But as to OO: the whole idea of issuing sequential instructions in parallel means that the hardware needs to track dependencies between them so they can't race ahead of their inputs. And if you're going to do that anyway, allowing them to retire out of order is a big performance/transistor-count win as it allows the pipeline lengths to be different.




VLIW is again a different thing. It uses a single instruction that encodes multiple independent operations to simplify decoding and tracking, usually with exposed pipelines.

But you can have, for example, a classic in-order RISC design that allows for parallel execution. OoO renaming is not necessary for dependency tracking (in fact even scalar in order CPUs need dependency tracking to solve RAW and other hazards), it is "only" needed for executing around stalled instructions (while an in order design will stall the whole pipeline).

Again P5 (i.e the original Pentium) was a very traditional in order design, yet could execute up to two instructions per cycle.


> VLIW is again a different thing.

No it isn't. I'm being very deliberate here with refusing pedantry. In practice, "multiple dispatch" means "OO" in the same way that "VLIW" means "parallel in order dispatch". Yes, you can imagine hypothetical CPUs that mix the distinction, but they'd be so weird that they'd never be built. Discussing the jargon without context only confuses things.

> you can have, for example, a classic in-order RISC design that allows for parallel execution.

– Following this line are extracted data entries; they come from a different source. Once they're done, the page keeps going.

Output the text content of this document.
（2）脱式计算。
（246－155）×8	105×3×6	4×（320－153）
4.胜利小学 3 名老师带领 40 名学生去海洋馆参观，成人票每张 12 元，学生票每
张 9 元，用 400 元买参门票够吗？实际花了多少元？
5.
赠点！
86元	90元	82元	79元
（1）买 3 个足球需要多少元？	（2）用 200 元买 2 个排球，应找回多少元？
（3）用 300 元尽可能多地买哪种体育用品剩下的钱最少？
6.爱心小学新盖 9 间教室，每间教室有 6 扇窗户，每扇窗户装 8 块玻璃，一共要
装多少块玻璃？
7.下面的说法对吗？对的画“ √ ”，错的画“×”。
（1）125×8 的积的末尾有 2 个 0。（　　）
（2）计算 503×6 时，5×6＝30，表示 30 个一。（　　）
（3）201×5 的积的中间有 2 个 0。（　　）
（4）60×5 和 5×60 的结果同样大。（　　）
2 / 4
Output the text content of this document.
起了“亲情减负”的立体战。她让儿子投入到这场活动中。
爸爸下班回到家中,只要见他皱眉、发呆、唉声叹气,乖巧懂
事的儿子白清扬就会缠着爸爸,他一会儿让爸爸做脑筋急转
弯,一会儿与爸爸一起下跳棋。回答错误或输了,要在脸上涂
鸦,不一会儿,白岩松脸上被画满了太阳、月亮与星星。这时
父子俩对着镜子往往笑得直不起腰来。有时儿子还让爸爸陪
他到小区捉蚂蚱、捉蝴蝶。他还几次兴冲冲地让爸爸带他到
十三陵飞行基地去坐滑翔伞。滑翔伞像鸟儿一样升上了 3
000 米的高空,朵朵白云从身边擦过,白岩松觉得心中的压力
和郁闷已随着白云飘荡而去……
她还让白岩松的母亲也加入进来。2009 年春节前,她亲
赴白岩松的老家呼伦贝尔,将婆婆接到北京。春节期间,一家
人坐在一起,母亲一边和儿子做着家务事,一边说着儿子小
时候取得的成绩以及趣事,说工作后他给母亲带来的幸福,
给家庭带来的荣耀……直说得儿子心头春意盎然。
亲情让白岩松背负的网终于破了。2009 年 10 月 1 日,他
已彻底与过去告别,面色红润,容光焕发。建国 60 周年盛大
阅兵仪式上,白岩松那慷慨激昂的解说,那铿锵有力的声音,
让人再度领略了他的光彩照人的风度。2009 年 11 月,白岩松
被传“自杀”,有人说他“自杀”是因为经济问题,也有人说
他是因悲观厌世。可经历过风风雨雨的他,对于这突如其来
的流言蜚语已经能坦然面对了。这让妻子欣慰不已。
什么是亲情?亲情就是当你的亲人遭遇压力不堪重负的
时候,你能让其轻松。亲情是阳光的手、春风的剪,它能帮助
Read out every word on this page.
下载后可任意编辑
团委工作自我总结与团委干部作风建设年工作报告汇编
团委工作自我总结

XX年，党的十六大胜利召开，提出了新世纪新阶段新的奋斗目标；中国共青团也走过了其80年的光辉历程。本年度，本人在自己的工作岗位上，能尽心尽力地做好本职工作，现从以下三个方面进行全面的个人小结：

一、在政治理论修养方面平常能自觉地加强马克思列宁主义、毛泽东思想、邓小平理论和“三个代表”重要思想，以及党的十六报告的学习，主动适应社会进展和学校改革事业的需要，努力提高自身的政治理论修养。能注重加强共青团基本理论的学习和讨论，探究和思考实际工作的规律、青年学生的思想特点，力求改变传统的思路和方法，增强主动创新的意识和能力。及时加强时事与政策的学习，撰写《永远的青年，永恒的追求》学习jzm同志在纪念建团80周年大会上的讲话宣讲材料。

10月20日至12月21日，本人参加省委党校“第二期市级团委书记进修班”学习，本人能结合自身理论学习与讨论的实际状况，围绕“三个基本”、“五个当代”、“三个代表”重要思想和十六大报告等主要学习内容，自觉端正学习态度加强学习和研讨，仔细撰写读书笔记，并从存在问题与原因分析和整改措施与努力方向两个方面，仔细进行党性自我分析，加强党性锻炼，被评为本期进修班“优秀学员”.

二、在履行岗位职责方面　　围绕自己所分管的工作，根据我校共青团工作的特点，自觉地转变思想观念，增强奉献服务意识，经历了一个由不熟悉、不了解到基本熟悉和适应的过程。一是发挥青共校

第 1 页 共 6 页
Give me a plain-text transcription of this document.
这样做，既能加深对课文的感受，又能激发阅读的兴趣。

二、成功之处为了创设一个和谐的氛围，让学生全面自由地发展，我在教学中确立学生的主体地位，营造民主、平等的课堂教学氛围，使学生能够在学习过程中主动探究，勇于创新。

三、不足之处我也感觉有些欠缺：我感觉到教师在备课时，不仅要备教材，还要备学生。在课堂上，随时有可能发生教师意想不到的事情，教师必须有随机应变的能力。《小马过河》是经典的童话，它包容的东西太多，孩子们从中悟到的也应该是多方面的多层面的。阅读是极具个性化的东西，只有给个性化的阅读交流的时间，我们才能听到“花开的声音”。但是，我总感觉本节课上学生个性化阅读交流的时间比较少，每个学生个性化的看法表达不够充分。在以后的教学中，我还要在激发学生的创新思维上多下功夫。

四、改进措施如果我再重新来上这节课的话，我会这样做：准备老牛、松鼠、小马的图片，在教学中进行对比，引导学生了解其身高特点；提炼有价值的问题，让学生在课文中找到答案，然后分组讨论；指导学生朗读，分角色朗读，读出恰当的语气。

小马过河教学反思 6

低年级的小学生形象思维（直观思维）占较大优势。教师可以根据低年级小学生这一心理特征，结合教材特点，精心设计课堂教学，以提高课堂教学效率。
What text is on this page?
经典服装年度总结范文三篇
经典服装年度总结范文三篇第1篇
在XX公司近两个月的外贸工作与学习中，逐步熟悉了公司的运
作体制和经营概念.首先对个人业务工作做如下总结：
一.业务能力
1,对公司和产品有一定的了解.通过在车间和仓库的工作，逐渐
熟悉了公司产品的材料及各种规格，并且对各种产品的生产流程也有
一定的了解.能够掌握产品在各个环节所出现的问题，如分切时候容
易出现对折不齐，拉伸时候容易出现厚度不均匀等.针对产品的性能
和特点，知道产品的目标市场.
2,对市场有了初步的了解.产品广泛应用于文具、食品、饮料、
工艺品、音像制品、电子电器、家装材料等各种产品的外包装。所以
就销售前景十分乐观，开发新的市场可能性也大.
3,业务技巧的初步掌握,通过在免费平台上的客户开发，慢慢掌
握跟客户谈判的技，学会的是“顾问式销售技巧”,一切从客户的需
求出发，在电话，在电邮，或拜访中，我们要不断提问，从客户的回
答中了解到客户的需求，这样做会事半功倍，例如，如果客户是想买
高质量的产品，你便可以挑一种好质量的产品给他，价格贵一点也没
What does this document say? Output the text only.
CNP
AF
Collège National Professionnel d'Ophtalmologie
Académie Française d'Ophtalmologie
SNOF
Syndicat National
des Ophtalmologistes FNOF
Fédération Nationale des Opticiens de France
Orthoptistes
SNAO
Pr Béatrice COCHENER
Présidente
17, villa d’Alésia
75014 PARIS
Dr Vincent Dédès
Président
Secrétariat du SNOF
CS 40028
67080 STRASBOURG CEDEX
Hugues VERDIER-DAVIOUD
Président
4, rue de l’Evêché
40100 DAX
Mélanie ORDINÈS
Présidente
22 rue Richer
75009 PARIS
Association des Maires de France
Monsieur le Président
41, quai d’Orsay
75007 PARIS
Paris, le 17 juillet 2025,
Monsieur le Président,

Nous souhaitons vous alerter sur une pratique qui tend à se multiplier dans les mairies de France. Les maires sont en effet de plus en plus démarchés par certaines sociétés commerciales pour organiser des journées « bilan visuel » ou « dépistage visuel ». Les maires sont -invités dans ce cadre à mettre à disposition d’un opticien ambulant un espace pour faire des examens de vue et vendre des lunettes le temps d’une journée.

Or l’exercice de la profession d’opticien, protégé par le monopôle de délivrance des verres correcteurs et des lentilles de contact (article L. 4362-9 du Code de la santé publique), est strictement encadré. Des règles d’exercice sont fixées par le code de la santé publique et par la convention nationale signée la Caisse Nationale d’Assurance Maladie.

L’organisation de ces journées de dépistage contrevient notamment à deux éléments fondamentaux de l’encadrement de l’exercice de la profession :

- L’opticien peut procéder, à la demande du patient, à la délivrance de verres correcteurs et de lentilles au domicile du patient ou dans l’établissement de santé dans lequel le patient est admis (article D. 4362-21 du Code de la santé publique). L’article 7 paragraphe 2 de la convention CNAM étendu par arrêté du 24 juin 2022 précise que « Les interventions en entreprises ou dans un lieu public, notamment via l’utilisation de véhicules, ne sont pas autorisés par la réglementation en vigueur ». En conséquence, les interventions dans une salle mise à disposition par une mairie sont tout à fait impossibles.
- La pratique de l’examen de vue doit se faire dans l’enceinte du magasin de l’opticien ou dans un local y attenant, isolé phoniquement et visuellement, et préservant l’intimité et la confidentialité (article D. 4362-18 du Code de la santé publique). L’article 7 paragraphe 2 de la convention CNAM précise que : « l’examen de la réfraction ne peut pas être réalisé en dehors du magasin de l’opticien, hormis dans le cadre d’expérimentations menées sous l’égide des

Only by inventing VLIW, though, otherwise there's no way to tell the CPU how to order what it does. Which is my point; the ideas are joined at the hip. Note that the Pentium had two defined pipes with specific rules about how the pairing was encoded in the instruction stream. It was, in practice, a VLIW architecture (just one with a variable length encoding and where most of the available instruction bundles only filled one slot)! Pedantry hurts in this world, it doesn't help.


> Note that the Pentium had two defined pipes with specific rules about how the pairing was encoded in the instruction stream. It was, in practice, a VLIW architecture (just one with a variable length encoding and where most of the available instruction bundles only filled one slot)!

This is ridiculous. There are no nop-filled slots in the instruction stream, and you can't even be sure which instructions will issue together unless you trace backwards far enough to find a sequence of instructions that can only be executed on port 0 and thus provide a known synchronization point. The P5 only has one small thing in common with VLIW, and there's already a well-accepted name for that feature, and it isn't VLIW.


Meh. P5's decode algorithm looks very much like VLIW to me, and emphatically not like the 21264/P6 style of dispatch that came to dominate later. I find that notable, and in particular I find senseless adherence to jargon definitions[1] hurts and doesn't help in this sphere. Arguing about how to label technology instead of explaining what it does is a bad smell.

[1] That never really worked anyway. ia64, Transmeta's devices and Xtensa HiFi are all "VLIW" by your definition yet work nothing like each other.


I'm sorry, but if P5 was VLIW then the word has lost all meanings. They couldn't possibly be more different.


The point was exactly that "VLIW" as a term has basically no meaning. What it "means" in practice is parallel in-order dispatch (and nothing about the instruction format), which is what I said upthread.


VLIW means Very Large Instruction Word. It is a property of the instruction set, not of the processor that implements it.

You could have a VLIW ISA that is implemented by a processor that "unrolls" each instruction word and mostly executes the constituent instructions serially.


Also you can have out-of-order VLIW. Later Itaniums were like that, because turns VLIW doesn't help much with random memory access latency.